A survey of the best of the Friendly Society orders in this country shews a slow development of a great movement arising out of the economic needs of the industrial classes. That movement drew its impulse from the working classes. At first the State looked on, and then, as is its wont, gave a limited measure of protection 'and the benefit of the law of the land to the protection of rights and funds. For many years the underlying principles of financial security and sound management were imperfectly understood by the working classes, or, indeed, by any class. Slowly scientific principles and sound business methods were evolved. Societies grew, carried on important operations, attained magnitude and accumulated large funds. It would be difficult to exaggerate the effect of the working of Friendly Societies on the life and work and health of the nation ; on the character of the people in training them for the management of affairs; in the discipline entailed by self government of societies; in the habits of thrift, and sobriety; in the moral and ethical training involved in membership of societies; in judging others and in claiming benefits on a proper interpretation of rights and duties to his neighbour and his Society. Sufficient attention has not hitherto been paid to the valuable work performed by the great Friendly Society organisations, nor has due recognition been made of the most honourable labour of the pioneers and leaders in this beneficent movement. All honour to such men and to their work.

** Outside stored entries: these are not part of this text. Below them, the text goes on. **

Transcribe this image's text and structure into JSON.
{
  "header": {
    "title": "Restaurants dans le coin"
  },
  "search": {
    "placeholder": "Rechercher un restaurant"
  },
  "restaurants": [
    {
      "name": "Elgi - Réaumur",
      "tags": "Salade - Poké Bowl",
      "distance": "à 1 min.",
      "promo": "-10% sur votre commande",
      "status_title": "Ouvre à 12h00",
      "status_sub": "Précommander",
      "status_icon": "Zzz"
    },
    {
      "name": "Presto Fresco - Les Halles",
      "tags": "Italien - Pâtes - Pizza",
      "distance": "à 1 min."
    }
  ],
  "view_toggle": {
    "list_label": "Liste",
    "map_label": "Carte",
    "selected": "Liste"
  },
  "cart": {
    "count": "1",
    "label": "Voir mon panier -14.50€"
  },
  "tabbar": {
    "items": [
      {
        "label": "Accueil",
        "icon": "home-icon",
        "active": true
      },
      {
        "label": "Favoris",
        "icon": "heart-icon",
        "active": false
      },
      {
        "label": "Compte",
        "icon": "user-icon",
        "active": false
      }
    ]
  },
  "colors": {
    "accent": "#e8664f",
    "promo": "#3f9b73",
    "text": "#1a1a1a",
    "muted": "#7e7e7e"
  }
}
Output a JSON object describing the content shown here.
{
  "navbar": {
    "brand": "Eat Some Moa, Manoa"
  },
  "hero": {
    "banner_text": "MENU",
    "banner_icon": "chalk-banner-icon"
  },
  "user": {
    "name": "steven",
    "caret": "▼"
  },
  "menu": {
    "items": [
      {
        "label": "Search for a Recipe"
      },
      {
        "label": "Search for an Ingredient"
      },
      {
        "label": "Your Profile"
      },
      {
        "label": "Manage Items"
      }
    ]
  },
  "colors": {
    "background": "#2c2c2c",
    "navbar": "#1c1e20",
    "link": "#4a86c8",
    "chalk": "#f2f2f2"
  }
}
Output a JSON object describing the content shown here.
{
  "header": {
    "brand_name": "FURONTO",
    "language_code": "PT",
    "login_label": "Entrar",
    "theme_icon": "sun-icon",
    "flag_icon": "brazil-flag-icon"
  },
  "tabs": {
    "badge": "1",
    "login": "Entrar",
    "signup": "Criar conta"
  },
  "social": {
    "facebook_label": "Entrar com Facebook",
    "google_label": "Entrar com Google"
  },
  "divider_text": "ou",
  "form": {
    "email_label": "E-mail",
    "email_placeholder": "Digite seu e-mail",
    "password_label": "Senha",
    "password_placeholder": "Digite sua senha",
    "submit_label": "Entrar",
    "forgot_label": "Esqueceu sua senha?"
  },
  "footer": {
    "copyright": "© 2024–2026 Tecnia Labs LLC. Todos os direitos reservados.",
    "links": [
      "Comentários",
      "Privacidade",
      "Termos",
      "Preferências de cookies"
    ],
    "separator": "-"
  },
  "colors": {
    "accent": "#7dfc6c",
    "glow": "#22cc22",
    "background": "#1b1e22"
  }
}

When this is said, however, it must be admitted that owing to a variety of causes which need not be fully analysed here, the movement, while achieving a great measure of success, never fully covered the ground. There were, outside its ranks, vast numbers of people who did not secure aid when they required it, and inside its ranks numbers who dropped by the wayside through falling into arrears. In short, the Friendly Society movement embraced the selected lives of the industrial classes who, while requiring aid, required it in lesser degree than those outside sickness insurance. The Societies did great work in a field where work was required, but after more than a hundred years of organised effort they never professed to cover even half the field. Moreover, owing to changed views, modern tendencies and heavy emigration, there were signs that in some important respects the movement had reached its limit, and that in fact it was in imminent danger of retrogression. The membership, the age of the members and the financial standing of many societies were such as to give rise to anxiety among the well-wishers of such institutions. For these and other reasons the time seemed ripe for a great forward movement. That movement could only elliciently be undertaken by the State in a compulsory scheme for Health Insurance. Wedded as they have been to a voluntary sickness scheme, and accustomed to voluntary management and control under the law to rule their own affairs, it is little wonder that many of the leaders of Friendly Societies did not at first view with great favour so fundamental a change. The Act, too, was complicated in detail, and in some respects difficult to understand. Further, some leaders of Friendly Societies allowed their political views for the first time to sway their judgment. It is noteworthy, however, that there was little evidence of this in Scotland and, indeed, in Friendly Society circles north of the Tweed there was evinced that well-known capacity for making the best of a situation which is such an asset to the Scottish nation. The result has shown the wisdom of such a policy, for nowhere in the United Kingdom has the Act been better organised and administered than in Scotland. The old Scottish motto, “Ready, Aye Ready,” has been lived up to.